A neural optimization framework for free-boundary diffeomorphic mapping problems and its applications
This work addresses a core challenge in computational geometry and medical imaging for surface mapping, offering a novel neural approach to optimize diffeomorphisms with controllable distortion, though it appears incremental as it builds on existing LSQC theory.
The paper tackled the problem of free-boundary diffeomorphic mapping, which is difficult due to unconstrained boundaries and bijectivity requirements, by proposing a neural optimization framework called SBN-Opt that embeds LSQC energy into a spectral network, resulting in superior performance over traditional numerical algorithms in experiments on density-equalizing maps and surface registration.
Free-boundary diffeomorphism optimization is a core ingredient in the surface mapping problem but remains notoriously difficult because the boundary is unconstrained and local bijectivity must be preserved under large deformation. Numerical Least-Squares Quasiconformal (LSQC) theory, with its provable existence, uniqueness, similarity-invariance and resolution-independence, offers an elegant mathematical remedy. However, the conventional numerical algorithm requires landmark conditioning, and cannot be applied into gradient-based optimization.
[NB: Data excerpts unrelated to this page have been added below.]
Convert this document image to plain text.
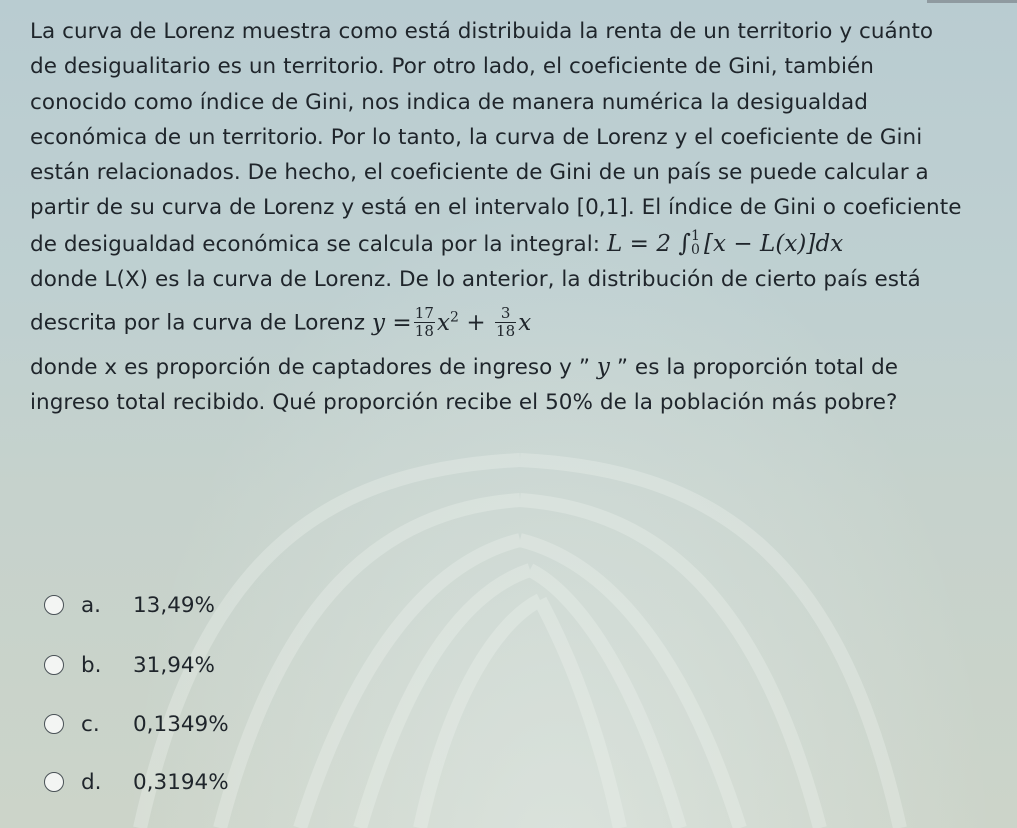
La curva de Lorenz muestra como está distribuida la renta de un territorio y cuánto
de desigualitario es un territorio. Por otro lado, el coeficiente de Gini, también
conocido como índice de Gini, nos indica de manera numérica la desigualdad
económica de un territorio. Por lo tanto, la curva de Lorenz y el coeficiente de Gini
están relacionados. De hecho, el coeficiente de Gini de un país se puede calcular a
partir de su curva de Lorenz y está en el intervalo [0,1]. El índice de Gini o coeficiente
de desigualdad económica se calcula por la integral: L = 2 ∫ 1
0 [x − L(x)]dx
donde L(X) es la curva de Lorenz. De lo anterior, la distribución de cierto país está
descrita por la curva de Lorenz $y = \frac{17}{18} x^2 + \frac{3}{18}$ x
donde x es proporción de captadores de ingreso y ” y ” es la proporción total de
ingreso total recibido. Qué proporción recibe el 50% de la población más pobre?
a.	13,49%
b.	31,94%
c.	0,1349%
d.	0,3194%
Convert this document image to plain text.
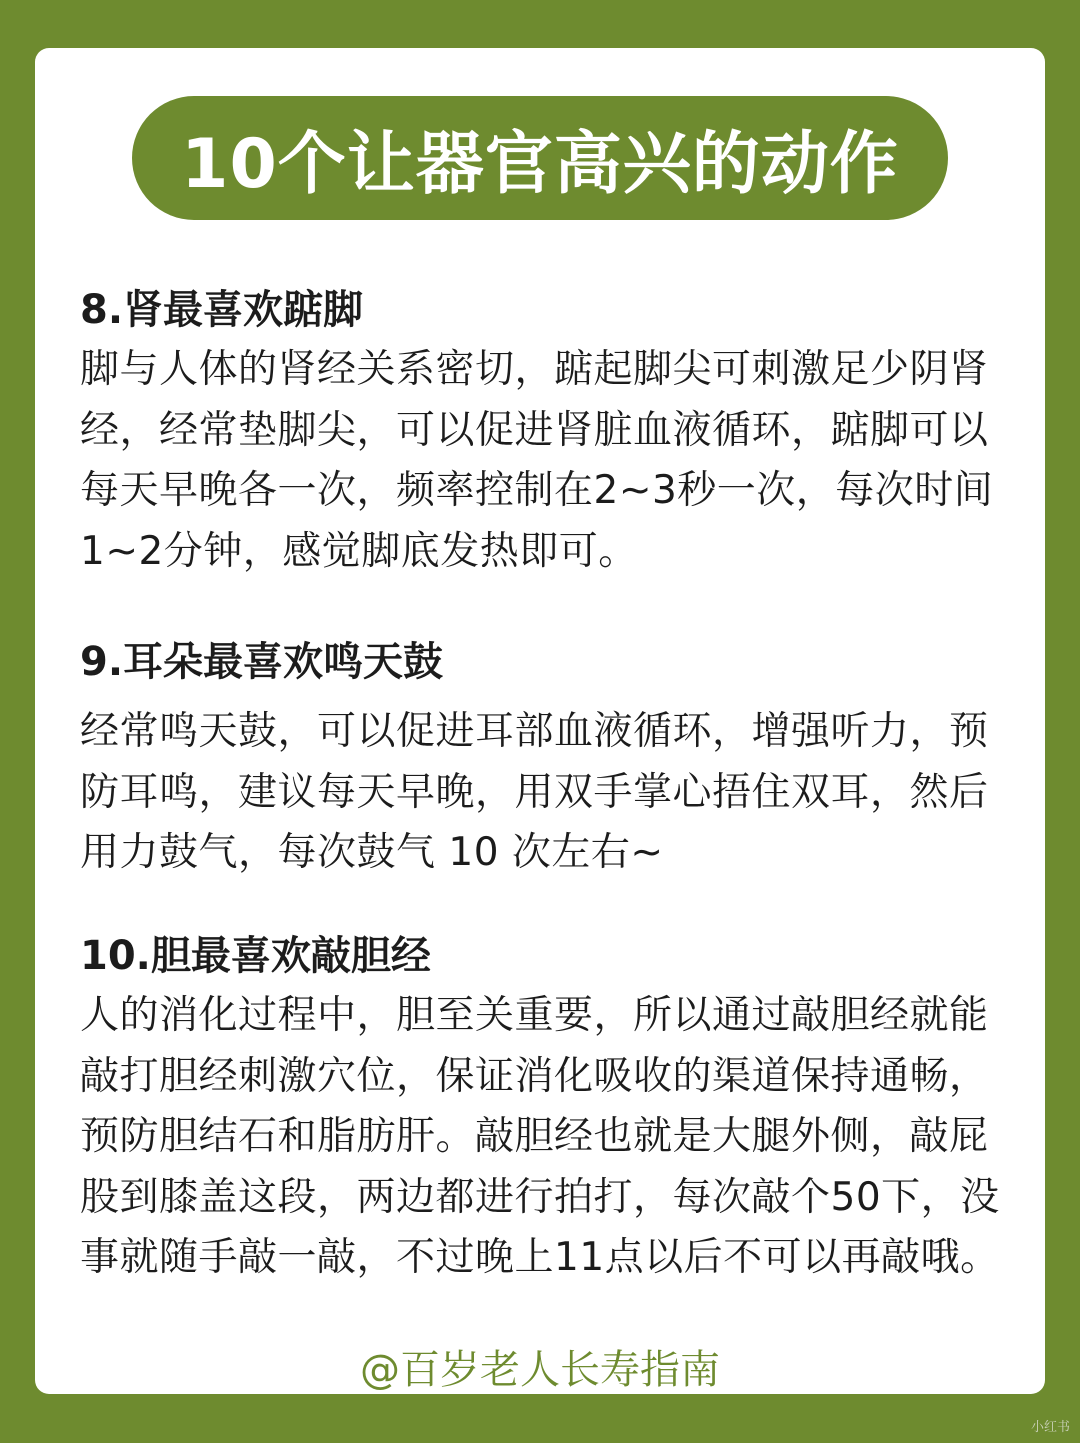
10个让器官高兴的动作

8.肾最喜欢踮脚

脚与人体的肾经关系密切，踮起脚尖可刺激足少阴肾经，经常垫脚尖，可以促进肾脏血液循环，踮脚可以每天早晚各一次，频率控制在2~3秒一次，每次时间1~2分钟，感觉脚底发热即可。

9.耳朵最喜欢鸣天鼓

经常鸣天鼓，可以促进耳部血液循环，增强听力，预防耳鸣，建议每天早晚，用双手掌心捂住双耳，然后用力鼓气，每次鼓气 10 次左右~

10.胆最喜欢敲胆经

人的消化过程中，胆至关重要，所以通过敲胆经就能敲打胆经刺激穴位，保证消化吸收的渠道保持通畅，预防胆结石和脂肪肝。敲胆经也就是大腿外侧，敲屁股到膝盖这段，两边都进行拍打，每次敲个50下，没事就随手敲一敲，不过晚上11点以后不可以再敲哦。

@百岁老人长寿指南
小红书
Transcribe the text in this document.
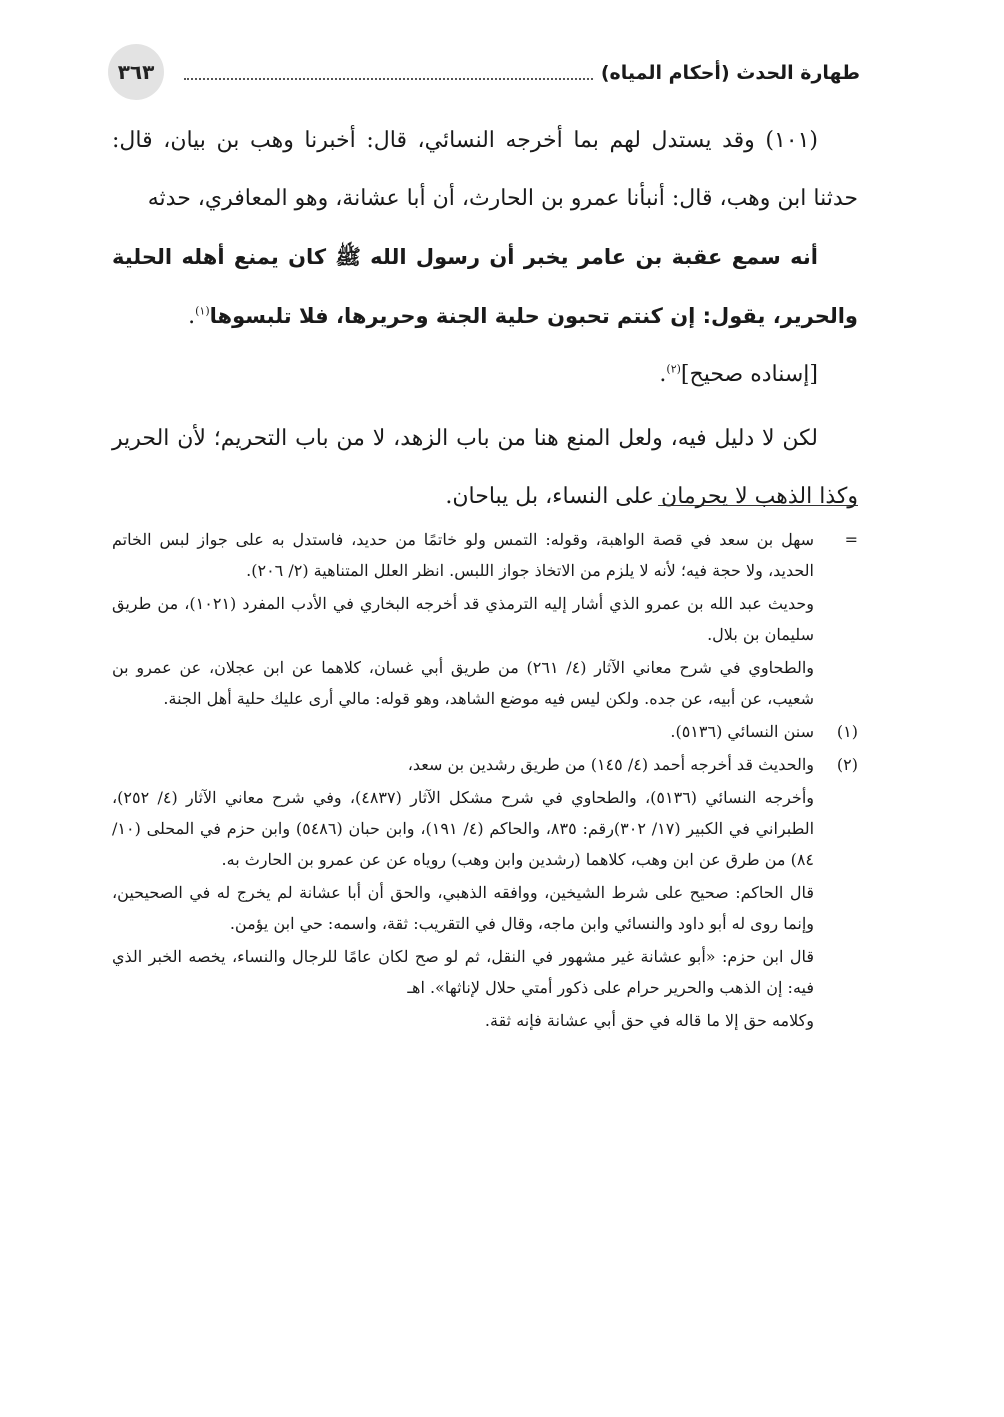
٣٦٣	طهارة الحدث (أحكام المياه)

(١٠١) وقد يستدل لهم بما أخرجه النسائي، قال: أخبرنا وهب بن بيان، قال: حدثنا ابن وهب، قال: أنبأنا عمرو بن الحارث، أن أبا عشانة، وهو المعافري، حدثه

أنه سمع عقبة بن عامر يخبر أن رسول الله ﷺ كان يمنع أهله الحلية والحرير، يقول: إن كنتم تحبون حلية الجنة وحريرها، فلا تلبسوها$^{(١)}$.

[إسناده صحيح]$^{(٢)}$.

لكن لا دليل فيه، ولعل المنع هنا من باب الزهد، لا من باب التحريم؛ لأن الحرير وكذا الذهب لا يحرمان على النساء، بل يباحان.

=
سهل بن سعد في قصة الواهبة، وقوله: التمس ولو خاتمًا من حديد، فاستدل به على جواز لبس الخاتم الحديد، ولا حجة فيه؛ لأنه لا يلزم من الاتخاذ جواز اللبس. انظر العلل المتناهية (٢/ ٢٠٦).

وحديث عبد الله بن عمرو الذي أشار إليه الترمذي قد أخرجه البخاري في الأدب المفرد (١٠٢١)، من طريق سليمان بن بلال.

والطحاوي في شرح معاني الآثار (٤/ ٢٦١) من طريق أبي غسان، كلاهما عن ابن عجلان، عن عمرو بن شعيب، عن أبيه، عن جده. ولكن ليس فيه موضع الشاهد، وهو قوله: مالي أرى عليك حلية أهل الجنة.

(١)
سنن النسائي (٥١٣٦).

(٢)
والحديث قد أخرجه أحمد (٤/ ١٤٥) من طريق رشدين بن سعد،

وأخرجه النسائي (٥١٣٦)، والطحاوي في شرح مشكل الآثار (٤٨٣٧)، وفي شرح معاني الآثار (٤/ ٢٥٢)، الطبراني في الكبير (١٧/ ٣٠٢)رقم: ٨٣٥، والحاكم (٤/ ١٩١)، وابن حبان (٥٤٨٦) وابن حزم في المحلى (١٠/ ٨٤) من طرق عن ابن وهب، كلاهما (رشدين وابن وهب) روياه عن عن عمرو بن الحارث به.

قال الحاكم: صحيح على شرط الشيخين، ووافقه الذهبي، والحق أن أبا عشانة لم يخرج له في الصحيحين، وإنما روى له أبو داود والنسائي وابن ماجه، وقال في التقريب: ثقة، واسمه: حي ابن يؤمن.

قال ابن حزم: «أبو عشانة غير مشهور في النقل، ثم لو صح لكان عامًا للرجال والنساء، يخصه الخبر الذي فيه: إن الذهب والحرير حرام على ذكور أمتي حلال لإناثها». اهـ

وكلامه حق إلا ما قاله في حق أبي عشانة فإنه ثقة.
We propose a neural surrogate, the Spectral Beltrami Network (SBN), that embeds LSQC energy into a multiscale mesh-spectral architecture. Next, we propose the SBN guided optimization framework SBN-Opt which optimizes free-boundary diffeomorphism for the problem, with local geometric distortion explicitly controllable. Extensive experiments on density-equalizing maps and inconsistent surface registration demonstrate our SBN-Opt's superiority over traditional numerical algorithms.